There’s a lot of predictions about AI around at the moment – both utopian and (especially) dystopian. But few factor in other parallel trends, such as enhancement of human cognition, whether by software, pharmaceutical means, or even genetics. A whole host of societal trends also take on a new complexion, if one factors in increasing longevity, biomedical advances, robotics, nanotech, 3D printing and so on. What happens to our security (and encryption) when the smart lightbulb reads your email on your screen over your shoulder, or listens to your conversation, before you even get to tunnel it through a VPN?
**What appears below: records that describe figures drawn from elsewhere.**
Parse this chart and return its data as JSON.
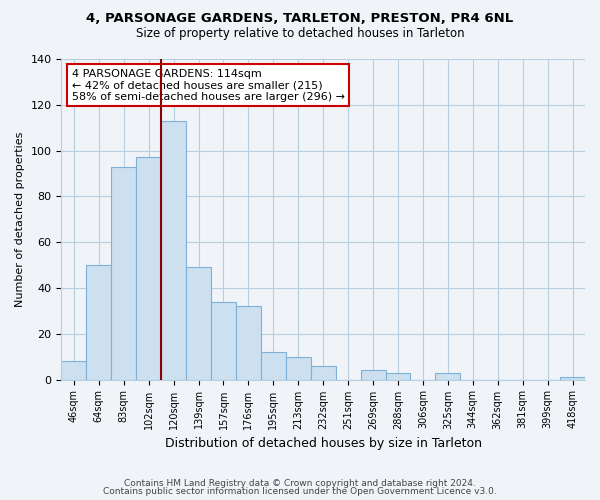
{
  "title": "4, PARSONAGE GARDENS, TARLETON, PRESTON, PR4 6NL",
  "subtitle": "Size of property relative to detached houses in Tarleton",
  "xlabel": "Distribution of detached houses by size in Tarleton",
  "ylabel": "Number of detached properties",
  "categories": [
    "46sqm",
    "64sqm",
    "83sqm",
    "102sqm",
    "120sqm",
    "139sqm",
    "157sqm",
    "176sqm",
    "195sqm",
    "213sqm",
    "232sqm",
    "251sqm",
    "269sqm",
    "288sqm",
    "306sqm",
    "325sqm",
    "344sqm",
    "362sqm",
    "381sqm",
    "399sqm",
    "418sqm"
  ],
  "values": [
    8,
    50,
    93,
    97,
    113,
    49,
    34,
    32,
    12,
    10,
    6,
    0,
    4,
    3,
    0,
    3,
    0,
    0,
    0,
    0,
    1
  ],
  "bar_color": "#cce0f0",
  "bar_edge_color": "#7fb0d8",
  "vline_index": 3,
  "vline_color": "#8b0000",
  "annotation_text": "4 PARSONAGE GARDENS: 114sqm\n← 42% of detached houses are smaller (215)\n58% of semi-detached houses are larger (296) →",
  "annotation_box_color": "#ffffff",
  "annotation_box_edge_color": "#cc0000",
  "ylim": [
    0,
    140
  ],
  "yticks": [
    0,
    20,
    40,
    60,
    80,
    100,
    120,
    140
  ],
  "footer1": "Contains HM Land Registry data © Crown copyright and database right 2024.",
  "footer2": "Contains public sector information licensed under the Open Government Licence v3.0.",
  "background_color": "#f0f4f8",
  "plot_bg_color": "#f0f4f8",
  "grid_color": "#b8cfe0"
}
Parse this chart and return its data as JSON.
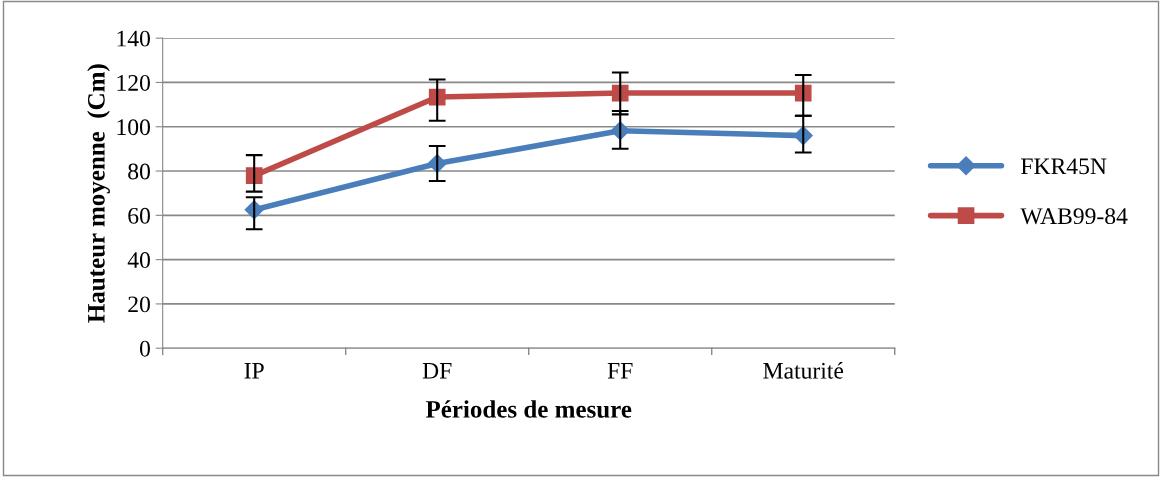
{
  "chart_data": {
    "type": "line",
    "xlabel": "Périodes de mesure",
    "ylabel": "Hauteur moyenne  (Cm)",
    "categories": [
      "IP",
      "DF",
      "FF",
      "Maturité"
    ],
    "series": [
      {
        "name": "FKR45N",
        "color": "#4a7ebb",
        "marker": "diamond",
        "values": [
          62.5,
          83.4,
          98.2,
          96
        ],
        "errors": [
          [
            53.7,
            68.2
          ],
          [
            75.5,
            91.3
          ],
          [
            90.1,
            107.1
          ],
          [
            88.4,
            105
          ]
        ]
      },
      {
        "name": "WAB99-84",
        "color": "#be4b48",
        "marker": "square",
        "values": [
          77.9,
          113.4,
          115.2,
          115.2
        ],
        "errors": [
          [
            70.7,
            87.2
          ],
          [
            102.7,
            121.3
          ],
          [
            105.6,
            124.5
          ],
          [
            105,
            123.4
          ]
        ]
      }
    ],
    "ylim": [
      0,
      140
    ],
    "yticks": [
      0,
      20,
      40,
      60,
      80,
      100,
      120,
      140
    ],
    "grid": "y",
    "legend": "right"
  }
}
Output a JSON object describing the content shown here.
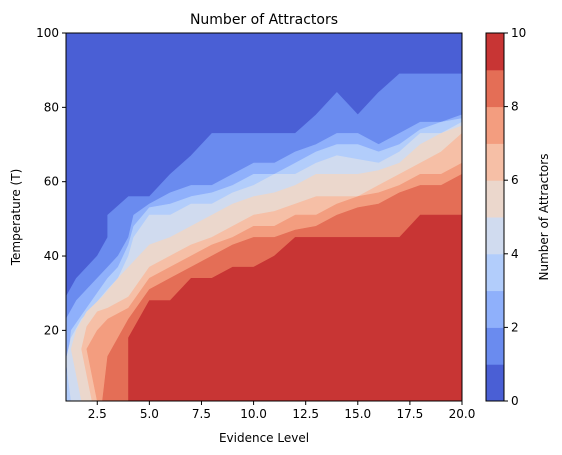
{
  "chart_data": {
    "type": "contourf",
    "title": "Number of Attractors",
    "xlabel": "Evidence Level",
    "ylabel": "Temperature (T)",
    "colorbar_label": "Number of Attractors",
    "xlim": [
      1,
      20
    ],
    "ylim": [
      1,
      100
    ],
    "x_ticks": [
      2.5,
      5.0,
      7.5,
      10.0,
      12.5,
      15.0,
      17.5,
      20.0
    ],
    "x_tick_labels": [
      "2.5",
      "5.0",
      "7.5",
      "10.0",
      "12.5",
      "15.0",
      "17.5",
      "20.0"
    ],
    "y_ticks": [
      20,
      40,
      60,
      80,
      100
    ],
    "y_tick_labels": [
      "20",
      "40",
      "60",
      "80",
      "100"
    ],
    "colorbar_ticks": [
      0,
      2,
      4,
      6,
      8,
      10
    ],
    "colorbar_tick_labels": [
      "0",
      "2",
      "4",
      "6",
      "8",
      "10"
    ],
    "levels": [
      0,
      1,
      2,
      3,
      4,
      5,
      6,
      7,
      8,
      9,
      10
    ],
    "colors": [
      "#4a5fd5",
      "#6a8bef",
      "#8fb0fb",
      "#b2cdfb",
      "#d0dbef",
      "#ebd7cc",
      "#f6bfa6",
      "#f39d7f",
      "#e46e56",
      "#c83534"
    ],
    "region_upper_bounds": [
      {
        "level_min": 9,
        "upper_T": [
          [
            4,
            1
          ],
          [
            4,
            18
          ],
          [
            5,
            28
          ],
          [
            6,
            28
          ],
          [
            7,
            34
          ],
          [
            8,
            34
          ],
          [
            9,
            37
          ],
          [
            10,
            37
          ],
          [
            11,
            40
          ],
          [
            12,
            45
          ],
          [
            13,
            45
          ],
          [
            14,
            45
          ],
          [
            15,
            45
          ],
          [
            16,
            45
          ],
          [
            17,
            45
          ],
          [
            18,
            51
          ],
          [
            19,
            51
          ],
          [
            20,
            51
          ]
        ]
      },
      {
        "level_min": 8,
        "upper_T": [
          [
            2.75,
            1
          ],
          [
            3,
            13
          ],
          [
            4,
            23
          ],
          [
            5,
            31
          ],
          [
            6,
            34
          ],
          [
            7,
            37
          ],
          [
            8,
            40
          ],
          [
            9,
            43
          ],
          [
            10,
            45
          ],
          [
            11,
            45
          ],
          [
            12,
            47
          ],
          [
            13,
            48
          ],
          [
            14,
            51
          ],
          [
            15,
            53
          ],
          [
            16,
            54
          ],
          [
            17,
            57
          ],
          [
            18,
            59
          ],
          [
            19,
            59
          ],
          [
            20,
            62
          ]
        ]
      },
      {
        "level_min": 7,
        "upper_T": [
          [
            2.5,
            1
          ],
          [
            2,
            15
          ],
          [
            2.5,
            20
          ],
          [
            3,
            23
          ],
          [
            4,
            26
          ],
          [
            5,
            34
          ],
          [
            6,
            37
          ],
          [
            7,
            40
          ],
          [
            8,
            43
          ],
          [
            9,
            45
          ],
          [
            10,
            48
          ],
          [
            11,
            48
          ],
          [
            12,
            51
          ],
          [
            13,
            51
          ],
          [
            14,
            54
          ],
          [
            15,
            56
          ],
          [
            16,
            57
          ],
          [
            17,
            59
          ],
          [
            18,
            62
          ],
          [
            19,
            62
          ],
          [
            20,
            65
          ]
        ]
      },
      {
        "level_min": 6,
        "upper_T": [
          [
            2.25,
            1
          ],
          [
            1.75,
            15
          ],
          [
            2,
            21
          ],
          [
            2.5,
            25
          ],
          [
            3,
            26
          ],
          [
            4,
            29
          ],
          [
            5,
            37
          ],
          [
            6,
            40
          ],
          [
            7,
            43
          ],
          [
            8,
            45
          ],
          [
            9,
            48
          ],
          [
            10,
            51
          ],
          [
            11,
            52
          ],
          [
            12,
            54
          ],
          [
            13,
            56
          ],
          [
            14,
            56
          ],
          [
            15,
            56
          ],
          [
            16,
            59
          ],
          [
            17,
            62
          ],
          [
            18,
            65
          ],
          [
            19,
            68
          ],
          [
            20,
            73
          ]
        ]
      },
      {
        "level_min": 5,
        "upper_T": [
          [
            1.75,
            1
          ],
          [
            1.25,
            15
          ],
          [
            1.5,
            20
          ],
          [
            2,
            25
          ],
          [
            2.75,
            29
          ],
          [
            3.5,
            34
          ],
          [
            4,
            37
          ],
          [
            5,
            43
          ],
          [
            6,
            45
          ],
          [
            7,
            48
          ],
          [
            8,
            51
          ],
          [
            9,
            54
          ],
          [
            10,
            56
          ],
          [
            11,
            57
          ],
          [
            12,
            59
          ],
          [
            13,
            62
          ],
          [
            14,
            62
          ],
          [
            15,
            62
          ],
          [
            16,
            63
          ],
          [
            17,
            65
          ],
          [
            18,
            70
          ],
          [
            19,
            73
          ],
          [
            20,
            75
          ]
        ]
      },
      {
        "level_min": 4,
        "upper_T": [
          [
            1.25,
            1
          ],
          [
            1,
            12
          ],
          [
            1.25,
            18
          ],
          [
            1.75,
            23
          ],
          [
            2.25,
            26
          ],
          [
            3,
            31
          ],
          [
            3.5,
            34
          ],
          [
            4,
            40
          ],
          [
            4.25,
            45
          ],
          [
            5,
            51
          ],
          [
            6,
            51
          ],
          [
            7,
            54
          ],
          [
            8,
            54
          ],
          [
            9,
            57
          ],
          [
            10,
            59
          ],
          [
            11,
            62
          ],
          [
            12,
            62
          ],
          [
            13,
            65
          ],
          [
            14,
            67
          ],
          [
            15,
            66
          ],
          [
            16,
            65
          ],
          [
            17,
            68
          ],
          [
            18,
            73
          ],
          [
            19,
            73
          ],
          [
            20,
            76
          ]
        ]
      },
      {
        "level_min": 3,
        "upper_T": [
          [
            1,
            6
          ],
          [
            1.25,
            20
          ],
          [
            2,
            26
          ],
          [
            3,
            34
          ],
          [
            3.5,
            37
          ],
          [
            4,
            43
          ],
          [
            4.25,
            48
          ],
          [
            5,
            53
          ],
          [
            6,
            54
          ],
          [
            7,
            56
          ],
          [
            8,
            57
          ],
          [
            9,
            59
          ],
          [
            10,
            62
          ],
          [
            11,
            62
          ],
          [
            12,
            65
          ],
          [
            13,
            68
          ],
          [
            14,
            70
          ],
          [
            15,
            70
          ],
          [
            16,
            68
          ],
          [
            17,
            70
          ],
          [
            18,
            74
          ],
          [
            19,
            76
          ],
          [
            20,
            77
          ]
        ]
      },
      {
        "level_min": 2,
        "upper_T": [
          [
            1,
            23
          ],
          [
            1.5,
            28
          ],
          [
            2,
            31
          ],
          [
            3,
            37
          ],
          [
            3.5,
            40
          ],
          [
            4,
            45
          ],
          [
            4.25,
            51
          ],
          [
            5,
            54
          ],
          [
            6,
            57
          ],
          [
            7,
            59
          ],
          [
            8,
            59
          ],
          [
            9,
            62
          ],
          [
            10,
            65
          ],
          [
            11,
            65
          ],
          [
            12,
            68
          ],
          [
            13,
            70
          ],
          [
            14,
            73
          ],
          [
            15,
            73
          ],
          [
            16,
            70
          ],
          [
            17,
            73
          ],
          [
            18,
            76
          ],
          [
            19,
            76
          ],
          [
            20,
            78
          ]
        ]
      },
      {
        "level_min": 1,
        "upper_T": [
          [
            1,
            29
          ],
          [
            1.5,
            34
          ],
          [
            2,
            37
          ],
          [
            2.5,
            40
          ],
          [
            3,
            45
          ],
          [
            3,
            51
          ],
          [
            4,
            56
          ],
          [
            5,
            56
          ],
          [
            6,
            62
          ],
          [
            7,
            67
          ],
          [
            8,
            73
          ],
          [
            9,
            73
          ],
          [
            10,
            73
          ],
          [
            11,
            73
          ],
          [
            12,
            73
          ],
          [
            13,
            78
          ],
          [
            14,
            84
          ],
          [
            15,
            78
          ],
          [
            16,
            84
          ],
          [
            17,
            89
          ],
          [
            18,
            89
          ],
          [
            19,
            89
          ],
          [
            20,
            89
          ]
        ]
      }
    ]
  }
}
The story here is to look beyond the upbeat, positive predictions and hockey-stick curves. They’re seductive – but you also need to have a Devil’s advocate view, trying to pick holes in the narrative. Ideally, the ideas are not just “robust” to criticism, but as per Nassim Taleb, they are “antifragile” and strengthened by the challenge.

I haven’t mentioned politics much in this post, but that’s an important domain for this type of analysis too. Many of the more populist agendas fall prey to the “unintended consequences” flaw. For example, imagine an anti-capitalist agenda that inadvertently breaks Moore’s Law, or the investment case for new factories to make chips, smartphones or PCs. Or perhaps, penalises entrepreneurs who make huge exits when they sell startups. At one level, it might be seen as preventing “planned obsolescence”, or reducing inequality. But if a knock-on effect is a slowing in technology needed for climate models, environmental sensor networks, design and development of new clean energy technologies – then it will have been a Pyrrhic victory, with severely negative consequences.

Visionaries tend to think in terms of clean, idealistic utopias. Or of one over-arching metaphor like a “personal AI”, or a centrally-determined allocation & orchestration of processing or networking resources in a perfect cloud/NFV/SDN telecoms industry. They forget about legacy technologies, second-order effects, human behaviour, regulatory/political concerns and practical issues getting from “here and now” to the sunny uplands of the future. If the route goes via predictably-dangerous territory in between, the idealists have a duty to scrutinise it in advance.

So in reality, the future is messy. And analysis of inevitabilities, and the practice of “anti-forecasting” (what won’t happen) need to form a part of any visionary’s or forecaster’s arsenal of weapons.

The quote that the future is “already here, but unevenly distributed” comes from William Gibson, whose awkward, heterogeneous, sometimes-jarring worlds of the near-future are much more realistic than the beneficent, techno-utopian, AI-assisted Culture envisioned by my other favourite author, the late Iain M. Banks.

Beware of “elegance” in technology (or socio-political) predictions – it’s almost inevitably wrong. Wishful-thinking is a useful thought experiment. But it’s not a “vision” – it’s just a screenplay or fictional plot, and usually a rigid one at that. Hybrids, overlaps, complexity, gaps, inefficiencies, blurred definitions, political and human realities, flexibility - those are the signs of a realistic forecast or prediction.

If you are interested in due diligence, Devil’s Advocacy, or an open workshop/brainstorm on possibilities, inevitabilities or anti-forecasting, please get in touch, at information AT disruptive-analysis DOT com.

1 comment:

Davide said...

"I get annoyed by “unintended consequences”."

I believe it would be fair to put a couple of references to Mr. Nassim Taleb publications in your post.

The application of his ideas into the Telco world are yours, you mention him in the middle, but I think more references to his work should be added to this post. It would also be useful for your readers unfamiliar to the concepts of anti-fragility, second-order effects, iatrogenic.